Lost in Transition is recommended because I enjoyed Lost in Translation

What do these two films have in common, apart from the similarity in their titles? Well, here’s the blurb for the recommended film:

Take an unforgettable journey in this action-packed film shot in multiple locations around the world, documenting snowboarding’s top athletes at the peak of performance. Facing off on some of the planet’s steepest slopes, featured boarders include Mark Landvik, Frederik Kalbermatten, Dave Downing, Eero Ettala, John and Eric Jackson, Markku Koski, Jeremy Jones, Mads Jonsson, Dave Downing, Benji Ritchie and more.

It’s just the similarity in the titles.

Crunch: Candlelight Yoga is recommended because I enjoyed Lilya 4-Ever

If you’ve never seen Lilya 4-Ever, you really should, but only if you think you can handle it. It’s very, very unpleasant. For someone in my condition, yoga (by candlelight or not) would also be very, very unpleasant, but I don’t think that’s the connection. I recall that there was a yoga show on PBS when I was a kid, called Lilias! Yoga and You, and the show’s host, Lilias Folan, is still at it. Maybe she’s on the disc, and Netflix made a Lilias/Lilya connection… Nope, that’s not it. The host of the yoga video is one Sara Ivanhoe (yeah, right). Lilya does find herself in a number of uncomfortable positions over the course of the film, but that just couldn’t be the connection. I’m at a loss on this one.
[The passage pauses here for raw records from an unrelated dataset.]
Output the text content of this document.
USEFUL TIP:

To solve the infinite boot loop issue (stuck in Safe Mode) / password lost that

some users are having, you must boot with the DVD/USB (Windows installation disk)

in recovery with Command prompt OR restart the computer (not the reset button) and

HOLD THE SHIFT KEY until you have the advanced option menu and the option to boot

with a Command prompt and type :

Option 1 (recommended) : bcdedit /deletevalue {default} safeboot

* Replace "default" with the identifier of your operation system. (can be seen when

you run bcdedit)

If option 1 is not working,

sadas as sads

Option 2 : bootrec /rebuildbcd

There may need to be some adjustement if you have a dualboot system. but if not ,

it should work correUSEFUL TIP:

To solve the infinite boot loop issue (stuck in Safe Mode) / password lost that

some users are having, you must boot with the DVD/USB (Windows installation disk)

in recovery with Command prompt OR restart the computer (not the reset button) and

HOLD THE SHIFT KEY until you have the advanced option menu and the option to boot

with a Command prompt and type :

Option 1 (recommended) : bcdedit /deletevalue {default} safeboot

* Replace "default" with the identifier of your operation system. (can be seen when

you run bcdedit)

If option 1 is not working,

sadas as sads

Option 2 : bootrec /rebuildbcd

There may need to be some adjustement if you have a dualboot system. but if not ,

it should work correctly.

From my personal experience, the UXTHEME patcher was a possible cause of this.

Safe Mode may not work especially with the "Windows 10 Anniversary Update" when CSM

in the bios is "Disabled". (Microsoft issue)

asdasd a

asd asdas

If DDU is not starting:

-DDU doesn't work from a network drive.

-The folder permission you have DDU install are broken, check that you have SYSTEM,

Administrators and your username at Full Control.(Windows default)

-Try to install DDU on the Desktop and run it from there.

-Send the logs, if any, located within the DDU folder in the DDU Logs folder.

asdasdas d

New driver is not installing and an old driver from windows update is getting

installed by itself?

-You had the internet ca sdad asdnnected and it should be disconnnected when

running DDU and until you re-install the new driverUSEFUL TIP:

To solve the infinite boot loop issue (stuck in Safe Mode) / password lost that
Finally, the most confusing recommendation of them all:

Billy Blanks: Bootcamp: Ultimate Bootcamp is recommended because I enjoyed The Short Films of David Lynch

What? Does Lynch do Tae Bo? Do the Ultimate Bootcamp workouts somehow involve running sores, or fear of sexuality and biology? Maybe during breaks they bring on a couple who bark like dogs while abusing their tuxedo t-shirted child.